Laryngeal papillomas occur secondary to vertical transmission of the human papillomavirus from maternal condylomata or infected vaginal cells to the pharynx or larynx of the infant during the birth process. These are primarily treated with surgical excision, with questionable use of cidofovir and interferon in refractory cases.  A high rate of recurrence of disease is noted, with a need for multiple surgical debridements and a small risk of malignancy (5% malignant degeneration).
Tracheomalacia, if present in the proximal (extrathoracic) trachea, can be associated with inspiratory stridor. If it is present in the distal (intrathoracic) trachea, it is associated more with expiratory noise. Tracheomalacia is caused either by a defect on the cartilage, resulting in loss of the rigidity necessary to keep the tracheal lumen patent, or by an extrinsic compression of the trachea.
Stenosis of the proximal trachea can cause stridor. Tracheal stenosis can be congenital or secondary to extrinsic compression. Congenital stenosis is usually related to complete tracheal rings, is characterized by a persistent stridor, and necessitates surgery based on symptom severity.

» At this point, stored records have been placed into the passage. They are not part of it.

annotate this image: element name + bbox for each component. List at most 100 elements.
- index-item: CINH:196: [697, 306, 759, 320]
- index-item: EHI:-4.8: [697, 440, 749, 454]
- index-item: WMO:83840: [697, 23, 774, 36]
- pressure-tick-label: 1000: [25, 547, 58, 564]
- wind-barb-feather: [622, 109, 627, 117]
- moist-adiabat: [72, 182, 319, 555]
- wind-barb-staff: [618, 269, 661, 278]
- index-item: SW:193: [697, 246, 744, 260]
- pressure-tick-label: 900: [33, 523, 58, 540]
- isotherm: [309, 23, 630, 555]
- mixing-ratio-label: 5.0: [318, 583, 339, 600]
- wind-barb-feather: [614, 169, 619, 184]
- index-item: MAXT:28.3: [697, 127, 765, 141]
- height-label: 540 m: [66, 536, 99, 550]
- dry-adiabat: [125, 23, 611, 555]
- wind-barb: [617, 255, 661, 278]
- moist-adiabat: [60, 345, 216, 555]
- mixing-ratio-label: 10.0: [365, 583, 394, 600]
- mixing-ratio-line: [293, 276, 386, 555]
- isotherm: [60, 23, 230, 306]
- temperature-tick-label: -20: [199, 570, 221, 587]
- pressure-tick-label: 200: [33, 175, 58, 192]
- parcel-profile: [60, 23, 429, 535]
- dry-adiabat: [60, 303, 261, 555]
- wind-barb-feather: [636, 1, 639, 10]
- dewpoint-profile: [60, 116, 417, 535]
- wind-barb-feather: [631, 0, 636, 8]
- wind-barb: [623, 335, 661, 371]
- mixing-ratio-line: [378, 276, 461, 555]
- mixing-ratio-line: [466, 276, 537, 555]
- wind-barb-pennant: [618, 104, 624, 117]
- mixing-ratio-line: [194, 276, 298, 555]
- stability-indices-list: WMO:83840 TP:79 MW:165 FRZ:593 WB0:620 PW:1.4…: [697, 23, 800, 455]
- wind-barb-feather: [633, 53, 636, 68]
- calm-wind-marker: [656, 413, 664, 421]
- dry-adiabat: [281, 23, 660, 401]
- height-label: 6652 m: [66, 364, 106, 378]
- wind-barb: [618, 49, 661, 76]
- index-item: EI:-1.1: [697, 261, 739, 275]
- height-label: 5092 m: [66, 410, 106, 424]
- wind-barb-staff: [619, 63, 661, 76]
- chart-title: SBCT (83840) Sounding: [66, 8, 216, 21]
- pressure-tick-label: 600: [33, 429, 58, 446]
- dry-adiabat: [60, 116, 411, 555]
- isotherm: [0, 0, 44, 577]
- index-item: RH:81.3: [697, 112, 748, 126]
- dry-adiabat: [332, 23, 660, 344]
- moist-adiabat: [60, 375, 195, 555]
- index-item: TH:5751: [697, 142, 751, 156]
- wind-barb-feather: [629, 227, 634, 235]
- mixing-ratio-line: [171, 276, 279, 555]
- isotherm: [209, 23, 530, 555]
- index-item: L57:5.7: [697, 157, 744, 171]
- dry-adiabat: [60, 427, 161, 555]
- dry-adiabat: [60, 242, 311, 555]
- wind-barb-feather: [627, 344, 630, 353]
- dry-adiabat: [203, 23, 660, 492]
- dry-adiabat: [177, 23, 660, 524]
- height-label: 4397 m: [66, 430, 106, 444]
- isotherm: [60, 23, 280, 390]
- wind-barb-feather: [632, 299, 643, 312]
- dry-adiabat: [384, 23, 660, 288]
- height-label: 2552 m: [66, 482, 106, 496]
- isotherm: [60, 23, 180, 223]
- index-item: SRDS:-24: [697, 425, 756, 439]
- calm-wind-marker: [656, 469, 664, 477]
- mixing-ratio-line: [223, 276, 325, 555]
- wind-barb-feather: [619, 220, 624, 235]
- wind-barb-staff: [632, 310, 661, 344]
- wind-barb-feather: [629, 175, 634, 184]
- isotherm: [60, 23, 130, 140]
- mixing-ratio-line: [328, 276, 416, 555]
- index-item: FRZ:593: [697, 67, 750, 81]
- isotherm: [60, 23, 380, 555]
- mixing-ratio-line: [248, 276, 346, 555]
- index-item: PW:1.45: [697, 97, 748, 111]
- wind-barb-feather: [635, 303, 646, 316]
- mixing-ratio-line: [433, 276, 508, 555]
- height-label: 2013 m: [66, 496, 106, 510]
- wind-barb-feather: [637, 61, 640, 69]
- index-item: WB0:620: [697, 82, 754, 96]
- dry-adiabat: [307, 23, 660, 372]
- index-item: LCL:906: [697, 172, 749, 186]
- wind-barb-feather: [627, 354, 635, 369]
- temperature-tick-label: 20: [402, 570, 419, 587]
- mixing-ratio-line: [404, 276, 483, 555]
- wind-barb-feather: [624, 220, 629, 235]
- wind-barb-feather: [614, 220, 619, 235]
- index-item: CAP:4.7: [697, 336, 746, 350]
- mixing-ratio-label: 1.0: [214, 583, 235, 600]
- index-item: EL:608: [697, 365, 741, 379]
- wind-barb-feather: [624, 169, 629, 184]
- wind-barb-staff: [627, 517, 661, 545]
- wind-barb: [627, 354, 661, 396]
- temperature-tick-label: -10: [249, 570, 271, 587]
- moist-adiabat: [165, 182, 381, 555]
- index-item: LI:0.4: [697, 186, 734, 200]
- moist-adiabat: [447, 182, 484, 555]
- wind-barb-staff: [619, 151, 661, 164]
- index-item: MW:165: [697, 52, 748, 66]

The most common extrinsic causes of stenosis include vascular rings, slings, and a double aortic arch that encircles the trachea and esophagus. Pulmonary artery slings are also associated with complete tracheal rings. External compression can also result in tracheomalacia. Patients usually present during the first year of life with noisy breathing, intercostal retractions, and a prolonged expiratory phase.